Well, no longer see the fast/repaint tests at all, presumably since the mac 10.6 debug bot finally cycled. So, not sure what else we can do to further debug this without using local dummy data.

It looks to me like everything is working as intended, but maybe I'm missing something.

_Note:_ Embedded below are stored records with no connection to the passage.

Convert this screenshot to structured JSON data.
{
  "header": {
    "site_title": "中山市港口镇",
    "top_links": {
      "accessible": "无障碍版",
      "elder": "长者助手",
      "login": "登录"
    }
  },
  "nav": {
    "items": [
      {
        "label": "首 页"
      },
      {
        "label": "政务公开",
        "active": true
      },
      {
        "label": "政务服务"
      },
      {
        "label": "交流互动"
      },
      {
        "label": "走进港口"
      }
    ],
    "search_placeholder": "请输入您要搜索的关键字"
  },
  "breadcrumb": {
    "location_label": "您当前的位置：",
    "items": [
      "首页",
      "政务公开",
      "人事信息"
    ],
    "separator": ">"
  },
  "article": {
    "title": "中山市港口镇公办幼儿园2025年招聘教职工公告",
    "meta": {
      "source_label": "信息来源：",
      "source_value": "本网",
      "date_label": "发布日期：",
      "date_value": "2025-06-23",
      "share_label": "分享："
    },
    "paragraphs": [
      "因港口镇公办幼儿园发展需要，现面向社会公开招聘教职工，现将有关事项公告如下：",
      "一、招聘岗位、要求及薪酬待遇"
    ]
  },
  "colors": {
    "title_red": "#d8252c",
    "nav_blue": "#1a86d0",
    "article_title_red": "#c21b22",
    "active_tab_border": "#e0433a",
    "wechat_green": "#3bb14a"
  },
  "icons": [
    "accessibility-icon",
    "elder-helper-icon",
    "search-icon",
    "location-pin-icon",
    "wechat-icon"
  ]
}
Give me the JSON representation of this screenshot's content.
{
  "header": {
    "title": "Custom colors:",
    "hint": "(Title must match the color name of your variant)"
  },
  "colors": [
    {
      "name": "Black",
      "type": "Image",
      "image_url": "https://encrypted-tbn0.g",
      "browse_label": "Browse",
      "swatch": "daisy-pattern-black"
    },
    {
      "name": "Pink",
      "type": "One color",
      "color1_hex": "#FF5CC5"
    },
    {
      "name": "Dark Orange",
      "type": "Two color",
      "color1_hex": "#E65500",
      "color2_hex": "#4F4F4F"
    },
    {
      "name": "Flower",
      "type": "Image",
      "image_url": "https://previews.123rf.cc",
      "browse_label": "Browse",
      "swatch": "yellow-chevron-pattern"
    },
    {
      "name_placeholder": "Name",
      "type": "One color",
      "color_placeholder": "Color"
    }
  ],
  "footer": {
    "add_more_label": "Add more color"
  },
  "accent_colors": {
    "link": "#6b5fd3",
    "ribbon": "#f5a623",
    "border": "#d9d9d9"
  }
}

I think the current grouping is confusing and should probably take into account which bots the test is failing on and possibly the type of failure.
Comment 10 Adam Barth 2012-05-14 14:15:15 PDT
> I think the current grouping is confusing and should probably take into account which bots the test is failing on and possibly the type of failure.

There's a trade-off here between being too coarse grained and overloading the gardener with information.  Any thoughts you two have on improving the UI is much appreciated.  :)
Comment 11 Dirk Pranke 2012-05-14 14:32:41 PDT
(In reply to comment #10)
> > I think the current grouping is confusing and should probably take into account which bots the test is failing on and possibly the type of failure.
> 
> There's a trade-off here between being too coarse grained and overloading the gardener with information.  Any thoughts you two have on improving the UI is much appreciated.  :)

Perhaps we could do something like highlight the tests that are actually still failing on that bot when you hover over the bot name?
Comment 12 Adam Barth 2012-05-14 14:38:06 PDT
That's a nice idea.
Comment 13 Ojan Vafai 2012-05-14 14:48:44 PDT
(In reply to comment #11)
> (In reply to comment #10)
> > > I think the current grouping is confusing and should probably take into account which bots the test is failing on and possibly the type of failure.
> > 
> > There's a trade-off here between being too coarse grained and overloading the gardener with information.  Any thoughts you two have on improving the UI is much appreciated.  :)
> 
> Perhaps we could do something like highlight the tests that are actually still failing on that bot when you hover over the bot name?

Clever. Certainly worth a try before cluttering the UI in some other way.